I listen to a lot of podcasts, many of them about self-improvement.  It’s one thing to listen and another to advice and ideas and another practice what they preach.

Many talk about creating margin to get creative.  However, if I’m always listening to the next prodcast whether I’m driving, running, working in the yard, I never get that whitespace in my life.

I finally figured this out in the dentist chair yesterday waiting for the numbing gel to take to have a cavity filled.  I figured out at least 3 things for the project I’m on that goes live Saturday.  I had no paper, no pen, so when I was done, I grabbed a contact card and borrowed a pen from the receptionist and scratched out my notes.

If I hadn’t figured these implrementation steps out prior to go-live, we would have been in danger of rolling back.

How do I keep this going?  A few time a week, I’ll turn off the podcast on a run or a commute and just be, maybe listening to music or just silence

Ethical Crossroads

I had a situation where I was accidently copied on an internal email from a vendor we are negotiating with. 

At first blush, I figured this could be valuable information and I should share it with my boss.  But then I started thinking about what this means for our long-term relationship with said vendor.  Our negotiations with this vendor have been win-win to this point and a deal that tilts dramatically in our favor could change things.  I decided to consume the information for myself, but not spread the email.  I can’t say I’d make this decision every time, but I did feel better after choosing that path.
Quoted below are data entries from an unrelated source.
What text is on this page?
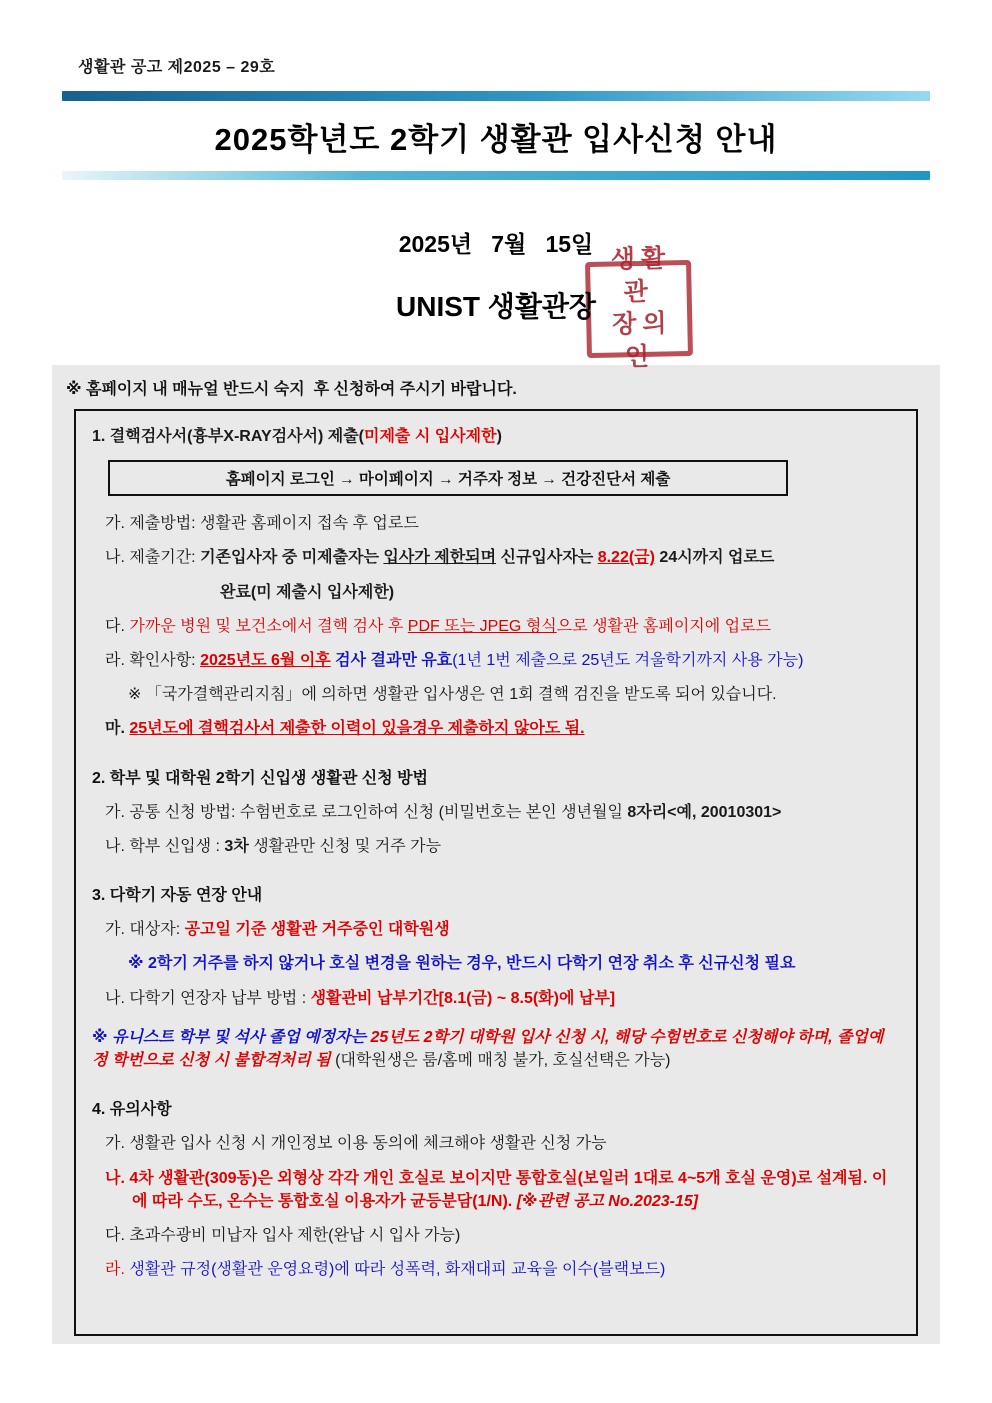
생활관 공고 제2025 – 29호
2025학년도 2학기 생활관 입사신청 안내
2025년   7월   15일
UNIST 생활관장
생활관
장의인
※ 홈페이지 내 매뉴얼 반드시 숙지  후 신청하여 주시기 바랍니다.
1. 결핵검사서(흉부X-RAY검사서) 제출(미제출 시 입사제한)
홈페이지 로그인 → 마이페이지 → 거주자 정보 → 건강진단서 제출
가. 제출방법: 생활관 홈페이지 접속 후 업로드
나. 제출기간: 기존입사자 중 미제출자는 입사가 제한되며 신규입사자는 8.22(금) 24시까지 업로드
완료(미 제출시 입사제한)
다. 가까운 병원 및 보건소에서 결핵 검사 후 PDF 또는 JPEG 형식으로 생활관 홈페이지에 업로드
라. 확인사항: 2025년도 6월 이후 검사 결과만 유효(1년 1번 제출으로 25년도 겨울학기까지 사용 가능)
※ 「국가결핵관리지침」에 의하면 생활관 입사생은 연 1회 결핵 검진을 받도록 되어 있습니다.
마. 25년도에 결핵검사서 제출한 이력이 있을경우 제출하지 않아도 됨.
2. 학부 및 대학원 2학기 신입생 생활관 신청 방법
가. 공통 신청 방법: 수험번호로 로그인하여 신청 (비밀번호는 본인 생년월일 8자리<예, 20010301>
나. 학부 신입생 : 3차 생활관만 신청 및 거주 가능
3. 다학기 자동 연장 안내
가. 대상자: 공고일 기준 생활관 거주중인 대학원생
※ 2학기 거주를 하지 않거나 호실 변경을 원하는 경우, 반드시 다학기 연장 취소 후 신규신청 필요
나. 다학기 연장자 납부 방법 : 생활관비 납부기간[8.1(금) ~ 8.5(화)에 납부]
※ 유니스트 학부 및 석사 졸업 예정자는 25년도 2학기 대학원 입사 신청 시, 해당 수험번호로 신청해야 하며, 졸업예정 학번으로 신청 시 불합격처리 됨 (대학원생은 룸/홈메 매칭 불가, 호실선택은 가능)
4. 유의사항
가. 생활관 입사 신청 시 개인정보 이용 동의에 체크해야 생활관 신청 가능
나. 4차 생활관(309동)은 외형상 각각 개인 호실로 보이지만 통합호실(보일러 1대로 4~5개 호실 운영)로 설계됨. 이에 따라 수도, 온수는 통합호실 이용자가 균등분담(1/N). [※관련 공고 No.2023-15]
다. 초과수광비 미납자 입사 제한(완납 시 입사 가능)
라. 생활관 규정(생활관 운영요령)에 따라 성폭력, 화재대피 교육을 이수(블랙보드)
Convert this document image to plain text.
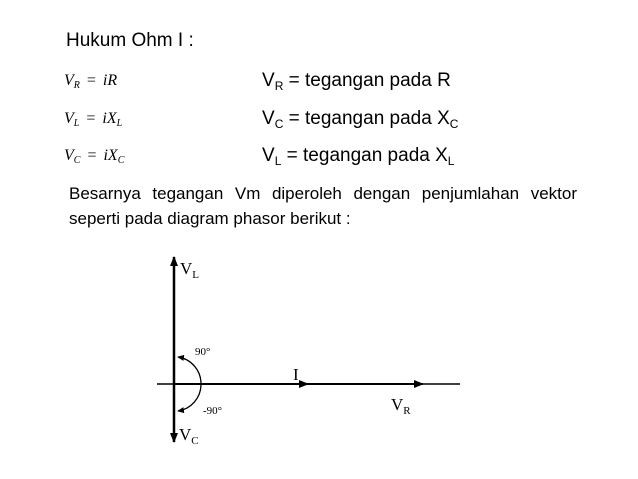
Hukum Ohm I :
$V_R$ = iR
$V_L = iX_L$
$V_C = iX_C$
$V_R$ = tegangan pada R
$V_C$ = tegangan pada $X_C$
$V_L$ = tegangan pada $X_L$
Besarnya tegangan Vm diperoleh dengan penjumlahan vektor seperti pada diagram phasor berikut :
$V_L$
$V_C$
I
$V_R$
90°
-90°
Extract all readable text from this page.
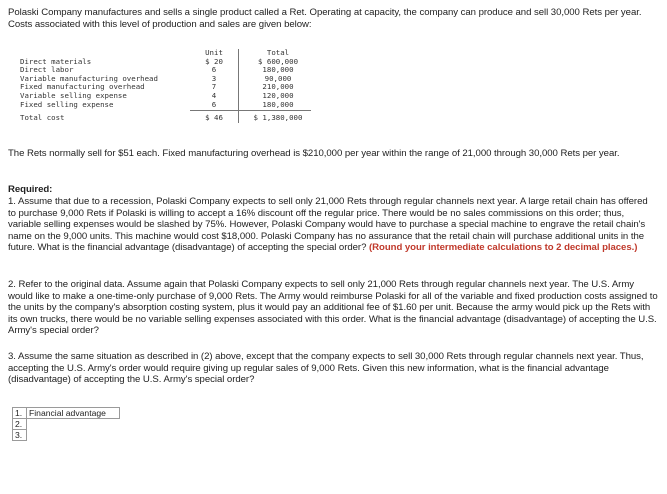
Polaski Company manufactures and sells a single product called a Ret. Operating at capacity, the company can produce and sell 30,000 Rets per year. Costs associated with this level of production and sales are given below:

	Unit	Total
Direct materials	$ 20	$ 600,000
Direct labor	6	180,000
Variable manufacturing overhead	3	90,000
Fixed manufacturing overhead	7	210,000
Variable selling expense	4	120,000
Fixed selling expense	6	180,000
Total cost	$ 46	$ 1,380,000

The Rets normally sell for $51 each. Fixed manufacturing overhead is $210,000 per year within the range of 21,000 through 30,000 Rets per year.

Required:

1. Assume that due to a recession, Polaski Company expects to sell only 21,000 Rets through regular channels next year. A large retail chain has offered to purchase 9,000 Rets if Polaski is willing to accept a 16% discount off the regular price. There would be no sales commissions on this order; thus, variable selling expenses would be slashed by 75%. However, Polaski Company would have to purchase a special machine to engrave the retail chain's name on the 9,000 units. This machine would cost $18,000. Polaski Company has no assurance that the retail chain will purchase additional units in the future. What is the financial advantage (disadvantage) of accepting the special order? (Round your intermediate calculations to 2 decimal places.)

2. Refer to the original data. Assume again that Polaski Company expects to sell only 21,000 Rets through regular channels next year. The U.S. Army would like to make a one-time-only purchase of 9,000 Rets. The Army would reimburse Polaski for all of the variable and fixed production costs assigned to the units by the company's absorption costing system, plus it would pay an additional fee of $1.60 per unit. Because the army would pick up the Rets with its own trucks, there would be no variable selling expenses associated with this order. What is the financial advantage (disadvantage) of accepting the U.S. Army's special order?

3. Assume the same situation as described in (2) above, except that the company expects to sell 30,000 Rets through regular channels next year. Thus, accepting the U.S. Army's order would require giving up regular sales of 9,000 Rets. Given this new information, what is the financial advantage (disadvantage) of accepting the U.S. Army's special order?

1.	Financial advantage
2.	
3.	
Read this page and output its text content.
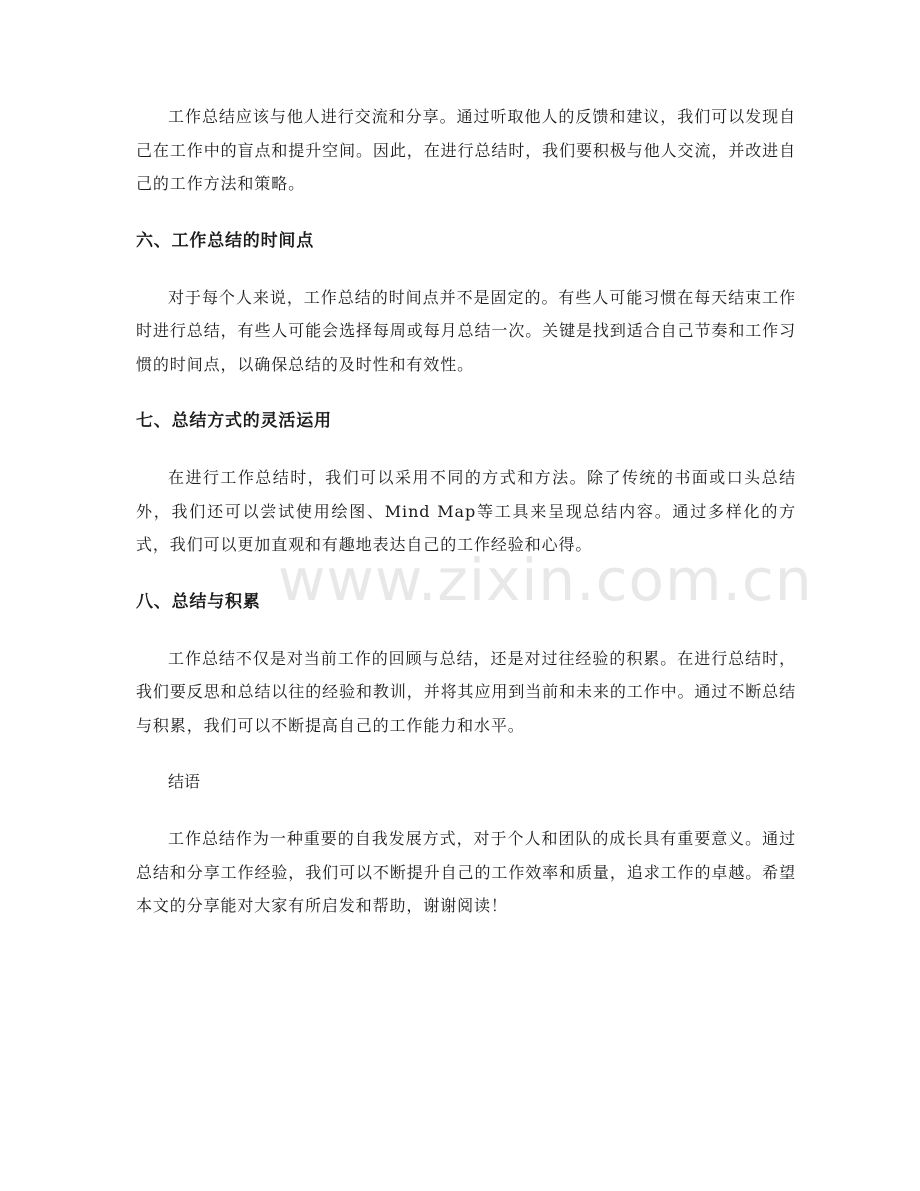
工作总结应该与他人进行交流和分享。通过听取他人的反馈和建议，我们可以发现自己在工作中的盲点和提升空间。因此，在进行总结时，我们要积极与他人交流，并改进自己的工作方法和策略。

六、工作总结的时间点

对于每个人来说，工作总结的时间点并不是固定的。有些人可能习惯在每天结束工作时进行总结，有些人可能会选择每周或每月总结一次。关键是找到适合自己节奏和工作习惯的时间点，以确保总结的及时性和有效性。

七、总结方式的灵活运用

在进行工作总结时，我们可以采用不同的方式和方法。除了传统的书面或口头总结外，我们还可以尝试使用绘图、Mind Map等工具来呈现总结内容。通过多样化的方式，我们可以更加直观和有趣地表达自己的工作经验和心得。

八、总结与积累

工作总结不仅是对当前工作的回顾与总结，还是对过往经验的积累。在进行总结时，我们要反思和总结以往的经验和教训，并将其应用到当前和未来的工作中。通过不断总结与积累，我们可以不断提高自己的工作能力和水平。

结语

工作总结作为一种重要的自我发展方式，对于个人和团队的成长具有重要意义。通过总结和分享工作经验，我们可以不断提升自己的工作效率和质量，追求工作的卓越。希望本文的分享能对大家有所启发和帮助，谢谢阅读！

www.zixin.com.cn
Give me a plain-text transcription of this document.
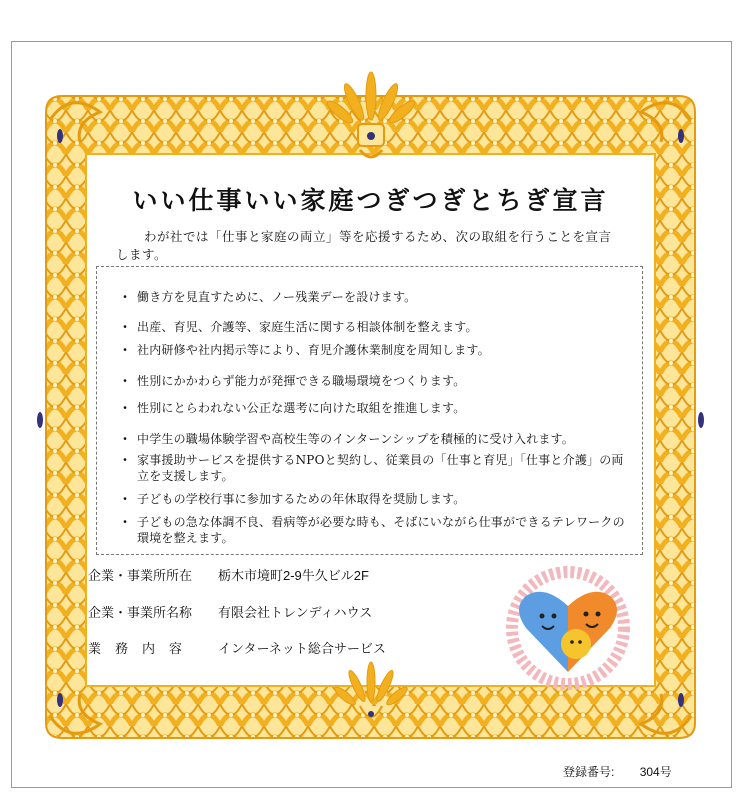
いい仕事いい家庭つぎつぎとちぎ宣言
わが社では「仕事と家庭の両立」等を応援するため、次の取組を行うことを宣言
します。
・ 働き方を見直すために、ノー残業デーを設けます。
・ 出産、育児、介護等、家庭生活に関する相談体制を整えます。
・ 社内研修や社内掲示等により、育児介護休業制度を周知します。
・ 性別にかかわらず能力が発揮できる職場環境をつくります。
・ 性別にとらわれない公正な選考に向けた取組を推進します。
・ 中学生の職場体験学習や高校生等のインターンシップを積極的に受け入れます。
・ 家事援助サービスを提供するNPOと契約し、従業員の「仕事と育児」「仕事と介護」の両立を支援します。
・ 子どもの学校行事に参加するための年休取得を奨励します。
・ 子どもの急な体調不良、看病等が必要な時も、そばにいながら仕事ができるテレワークの環境を整えます。
企業・事業所所在 栃木市境町2-9牛久ビル2F
企業・事業所名称 有限会社トレンディハウス
業務内容 インターネット総合サービス
登録番号: 304号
Postscript:  After reading the email in more detail later in the day, it turned out that there really wasn’t that much content to swing the deal either way in any case.  So maybe that’s validation for my decision.

Becoming Paranoid Enough

My biggest struggle as I moved from the Application Development / Enterprise Architecture space was becoming as paranoid as my colleagues.  I understood how Authentication/Authorization worked, the theories behind Multi-Factors, and the need to Encrypt.  I also knew enough about code libraries for Java and Microsoft that I knew I could make our apps just as secure with those techniques as I could by managing a giant, monolithic, on-premise Web Access Management system.

 

However, for various reasons, I let it go and now, 3 years later, we are finally being forced to change to the Code Library technique due to Business Requirements. 

 

That’s fine with me, and I welcome this second change to do it right.  This is my Waterloo and I intend to ensure we stay this course.  It’s never too late to do the right thing

Using Puppet to Automate Infrastructure

DevOps – Automating Infrastructure

I’ve been putting a lot of time and thought into the relationship between Development and Operations. Particularly the void between what Dev thinks is their responsibility and what Operations thinks is their’s. In the middle is that actual deployment, configuration management, etc.
This led me to Puppet. I first heard about it at JavaOne 2011 (along with Chef, Fabric, and cfEngine). We have a lot of Wintel at my employer, and I assume MSFT has a similar tool, but I have not been able to verify that System Center Configuration Manager meets the needs I’ve outlined.  In any case, it would likely have an extreme Wintel bias.
Puppet works in a client-server model. The server (puppet master) runs as a daemon on the host and contains the configuration information that should be on each client.  Agents reside on these clients and connect back to the master to see if there are any configuration changes to apply.
I’ve gotten server only tests to run and complete to create files and stop and start services.  I now have a VM that can act as a server so that I can test more sophisticated Use Cases.  I’ve found the documentation on the Puppet site to be excellent and have been suplementing it with the book “Pro Puppet”.
I see many uses for this where I work.  Looking at the capabilities, I believe we can get to a point in our Configuration Management capabilities that it would be a fail to actually have to log in manually to servers to install or verify conditions.  This is how many companies have environments where an individual server admin manages 1000+ servers.